President Donald Trump said the United States was prepared for a prolonged military campaign against Iran, even as the conflict’s fallout spread to Saudi Arabia and Lebanon on Tuesday.
“From the beginning we projected four to five weeks, but we have the capability to go far longer than that,” Trump said at the White House, where he publicly laid out the operation’s goals for the first time: destroying Iran’s missile stockpile, dismantling its navy, ending its nuclear program, and severing its backing of armed groups across the region.
Trump called progress “substantially” ahead of schedule since Saturday’s opening strike, which killed Supreme Leader Ayatollah Ali Khamenei. But he stopped short of calling for the Islamic Republic’s overthrow — a shift from his weekend appeal for Iranians to topple their government.

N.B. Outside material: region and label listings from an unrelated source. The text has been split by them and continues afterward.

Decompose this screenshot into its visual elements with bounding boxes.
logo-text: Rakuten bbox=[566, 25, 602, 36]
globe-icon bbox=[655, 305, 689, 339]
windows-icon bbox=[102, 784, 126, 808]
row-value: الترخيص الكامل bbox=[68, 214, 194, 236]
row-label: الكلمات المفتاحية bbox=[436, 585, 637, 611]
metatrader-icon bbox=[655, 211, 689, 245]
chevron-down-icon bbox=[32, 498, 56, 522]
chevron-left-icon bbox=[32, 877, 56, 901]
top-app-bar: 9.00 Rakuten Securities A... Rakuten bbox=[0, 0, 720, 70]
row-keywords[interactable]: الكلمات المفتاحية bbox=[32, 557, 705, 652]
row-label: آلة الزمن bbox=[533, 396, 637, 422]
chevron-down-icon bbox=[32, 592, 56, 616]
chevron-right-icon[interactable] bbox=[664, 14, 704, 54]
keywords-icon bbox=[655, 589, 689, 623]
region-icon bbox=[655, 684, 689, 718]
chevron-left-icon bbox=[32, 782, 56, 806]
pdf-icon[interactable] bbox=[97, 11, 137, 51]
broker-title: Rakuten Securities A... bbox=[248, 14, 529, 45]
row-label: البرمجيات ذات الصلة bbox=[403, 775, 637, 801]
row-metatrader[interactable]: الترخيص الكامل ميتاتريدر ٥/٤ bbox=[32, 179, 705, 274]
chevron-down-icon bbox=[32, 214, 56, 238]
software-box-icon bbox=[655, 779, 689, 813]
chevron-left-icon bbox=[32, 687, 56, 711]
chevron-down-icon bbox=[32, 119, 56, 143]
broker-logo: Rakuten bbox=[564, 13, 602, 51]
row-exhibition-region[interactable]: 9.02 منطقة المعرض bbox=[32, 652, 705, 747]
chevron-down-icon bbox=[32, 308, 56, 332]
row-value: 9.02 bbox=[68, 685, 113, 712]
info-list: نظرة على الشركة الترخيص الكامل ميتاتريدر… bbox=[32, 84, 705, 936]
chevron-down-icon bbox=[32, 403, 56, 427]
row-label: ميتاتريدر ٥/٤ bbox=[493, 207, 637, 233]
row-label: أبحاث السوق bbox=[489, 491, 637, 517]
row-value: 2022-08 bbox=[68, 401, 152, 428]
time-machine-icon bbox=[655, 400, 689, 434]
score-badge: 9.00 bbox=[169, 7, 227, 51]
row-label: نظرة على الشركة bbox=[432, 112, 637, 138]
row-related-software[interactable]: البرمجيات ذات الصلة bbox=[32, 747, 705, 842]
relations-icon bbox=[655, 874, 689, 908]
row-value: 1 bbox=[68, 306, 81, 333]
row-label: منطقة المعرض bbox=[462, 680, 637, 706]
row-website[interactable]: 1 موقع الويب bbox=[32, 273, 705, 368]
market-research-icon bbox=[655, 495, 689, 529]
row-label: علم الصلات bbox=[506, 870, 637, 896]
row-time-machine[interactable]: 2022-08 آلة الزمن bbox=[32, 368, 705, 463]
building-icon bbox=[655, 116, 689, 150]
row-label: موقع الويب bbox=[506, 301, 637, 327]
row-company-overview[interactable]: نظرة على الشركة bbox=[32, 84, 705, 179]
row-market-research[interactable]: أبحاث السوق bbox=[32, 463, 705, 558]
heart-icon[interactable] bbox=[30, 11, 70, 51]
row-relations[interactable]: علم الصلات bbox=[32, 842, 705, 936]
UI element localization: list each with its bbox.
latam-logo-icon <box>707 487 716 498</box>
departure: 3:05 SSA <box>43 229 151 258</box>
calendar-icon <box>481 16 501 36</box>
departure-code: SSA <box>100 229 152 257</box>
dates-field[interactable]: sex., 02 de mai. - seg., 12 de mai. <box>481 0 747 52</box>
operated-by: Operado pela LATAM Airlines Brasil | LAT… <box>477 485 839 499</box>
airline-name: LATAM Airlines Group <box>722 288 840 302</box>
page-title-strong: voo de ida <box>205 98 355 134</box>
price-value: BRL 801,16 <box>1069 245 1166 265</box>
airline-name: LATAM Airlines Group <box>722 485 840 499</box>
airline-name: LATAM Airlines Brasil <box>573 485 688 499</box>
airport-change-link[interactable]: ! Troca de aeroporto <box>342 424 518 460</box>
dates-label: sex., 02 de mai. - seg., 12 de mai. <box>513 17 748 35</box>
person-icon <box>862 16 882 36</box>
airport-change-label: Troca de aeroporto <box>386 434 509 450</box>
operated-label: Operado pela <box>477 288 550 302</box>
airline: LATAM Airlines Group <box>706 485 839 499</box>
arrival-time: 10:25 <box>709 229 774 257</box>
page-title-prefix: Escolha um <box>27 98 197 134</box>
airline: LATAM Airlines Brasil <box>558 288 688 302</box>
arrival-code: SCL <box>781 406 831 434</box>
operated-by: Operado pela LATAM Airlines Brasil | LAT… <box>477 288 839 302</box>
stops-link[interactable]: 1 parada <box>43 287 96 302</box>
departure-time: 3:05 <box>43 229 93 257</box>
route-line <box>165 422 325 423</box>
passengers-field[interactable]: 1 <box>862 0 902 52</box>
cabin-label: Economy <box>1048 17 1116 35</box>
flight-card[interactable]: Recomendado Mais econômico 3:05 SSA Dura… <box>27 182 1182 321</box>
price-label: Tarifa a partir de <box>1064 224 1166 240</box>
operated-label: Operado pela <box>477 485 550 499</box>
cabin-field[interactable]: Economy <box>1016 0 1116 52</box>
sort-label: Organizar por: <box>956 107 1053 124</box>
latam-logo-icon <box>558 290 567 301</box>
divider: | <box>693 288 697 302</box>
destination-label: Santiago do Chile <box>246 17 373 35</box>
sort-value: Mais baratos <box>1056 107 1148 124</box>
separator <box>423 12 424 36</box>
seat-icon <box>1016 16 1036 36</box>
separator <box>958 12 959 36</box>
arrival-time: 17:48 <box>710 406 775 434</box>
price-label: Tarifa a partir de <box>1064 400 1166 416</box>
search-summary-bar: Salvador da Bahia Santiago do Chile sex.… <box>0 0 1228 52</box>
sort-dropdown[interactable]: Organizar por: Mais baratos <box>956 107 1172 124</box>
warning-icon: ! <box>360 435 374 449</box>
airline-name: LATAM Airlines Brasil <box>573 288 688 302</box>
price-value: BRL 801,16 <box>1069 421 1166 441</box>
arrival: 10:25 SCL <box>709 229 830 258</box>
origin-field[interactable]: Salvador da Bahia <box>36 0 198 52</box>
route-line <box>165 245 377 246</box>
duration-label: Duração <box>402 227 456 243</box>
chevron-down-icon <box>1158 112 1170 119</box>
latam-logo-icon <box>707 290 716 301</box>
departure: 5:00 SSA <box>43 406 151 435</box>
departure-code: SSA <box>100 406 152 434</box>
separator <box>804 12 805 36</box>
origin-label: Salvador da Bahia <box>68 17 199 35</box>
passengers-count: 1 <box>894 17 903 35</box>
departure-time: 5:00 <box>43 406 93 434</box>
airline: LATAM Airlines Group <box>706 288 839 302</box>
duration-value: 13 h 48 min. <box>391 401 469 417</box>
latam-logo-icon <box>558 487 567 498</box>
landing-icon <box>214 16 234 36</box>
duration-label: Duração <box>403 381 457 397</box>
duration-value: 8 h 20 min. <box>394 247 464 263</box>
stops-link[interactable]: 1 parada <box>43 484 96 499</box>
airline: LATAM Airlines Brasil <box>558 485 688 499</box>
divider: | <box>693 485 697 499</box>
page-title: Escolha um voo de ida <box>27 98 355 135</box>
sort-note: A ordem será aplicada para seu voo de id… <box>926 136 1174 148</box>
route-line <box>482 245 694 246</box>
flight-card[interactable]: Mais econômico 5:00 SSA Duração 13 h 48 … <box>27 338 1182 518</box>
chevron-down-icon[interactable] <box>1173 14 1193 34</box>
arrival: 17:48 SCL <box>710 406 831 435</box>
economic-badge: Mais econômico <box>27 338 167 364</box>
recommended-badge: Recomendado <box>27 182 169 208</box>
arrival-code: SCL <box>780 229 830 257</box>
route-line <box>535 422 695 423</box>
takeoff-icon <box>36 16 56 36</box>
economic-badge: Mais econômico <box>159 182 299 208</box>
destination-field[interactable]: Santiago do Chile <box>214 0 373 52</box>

In Riyadh, two drones struck the US embassy compound on Tuesday, causing what the mission described as “a limited fire and minor material damage.” Saudi authorities said they intercepted eight additional drones over two cities, including the capital, where a major oil refinery had already been shut following an earlier attack.
Trump told NewsNation that a response to the embassy strike would come “soon” but offered no specifics. The embassy ordered Americans in Riyadh, Jeddah, and Dhahran to shelter in place, while the State Department pulled nonessential staff and families from Bahrain, Jordan, and Iraq. Washington had earlier urged all US citizens to leave every country from Egypt eastward.
The fighting expanded into Lebanon for a second consecutive day as Israeli forces struck Hezbollah positions across Beirut’s southern suburbs and the country’s south. Lebanese officials reported at least 52 dead. Prime Minister Nawaf Salam responded by ordering an immediate ban on Hezbollah’s military operations and demanding the group hand over its weapons — an unprecedented step.
Israeli Prime Minister Benjamin Netanyahu told Fox News the joint campaign with Washington would continue but insisted it would not drag on indefinitely. “It may take some time, but it’s not going to take years,” he said. He also alleged Iran had been building new weapons sites since a 12-day round of coordinated strikes in June.
Iran’s retaliation went beyond the drone and missile salvos that forced Qatar’s state energy company to halt liquefied natural gas production. Revolutionary Guards General Sardar Jabbari threatened to seal the Strait of Hormuz, the passage through which roughly a fifth of the world’s seaborne oil flows.
“We will burn any ship that tries to pass through the Strait of Hormuz,” Jabbari said.
Qatar, which had maintained comparatively warm ties with Tehran before the war, said it shot down two Iranian bombers — the first time a Gulf Arab state has downed aircraft from its neighbor.
Secretary of State Marco Rubio offered a revised explanation of how the war began, saying Washington learned Israel was about to strike Iran and that Tehran would have retaliated against American forces in the region. Trump chose to act pre-emptively alongside Israel rather than absorb the blow, Rubio said.
“The imminent threat was that we knew that if Iran were attacked — and we believed they would be attacked — that they would immediately come after us,” Rubio told reporters before briefing lawmakers.
Democrats were unconvinced. Senator Mark Warner called it “unchartered territory” for the United States to enter a war triggered by Israel’s perception of a threat. Iran’s foreign minister, Seyed Abbas Araghchi, rejected the justification outright: “Mr Rubio admitted what we all knew: the U.S. has entered a war of choice on behalf of Israel,” he wrote on X.
Overnight in Tehran, heavy explosions shook windows as warplanes flew above the capital, and the Pentagon said it had achieved air superiority over the country. The US-based Human Rights Activists News Agency reported 101 casualties inside Iran by the third day of fighting, including 85 civilians and 11 military personnel. US Central Command said six American service members had been killed.
In a separate interview with the New York Post, Trump declined to rule out deploying ground troops to Iran “if they were necessary” — a notable remark from a president who campaigned on ending American involvement in foreign wars.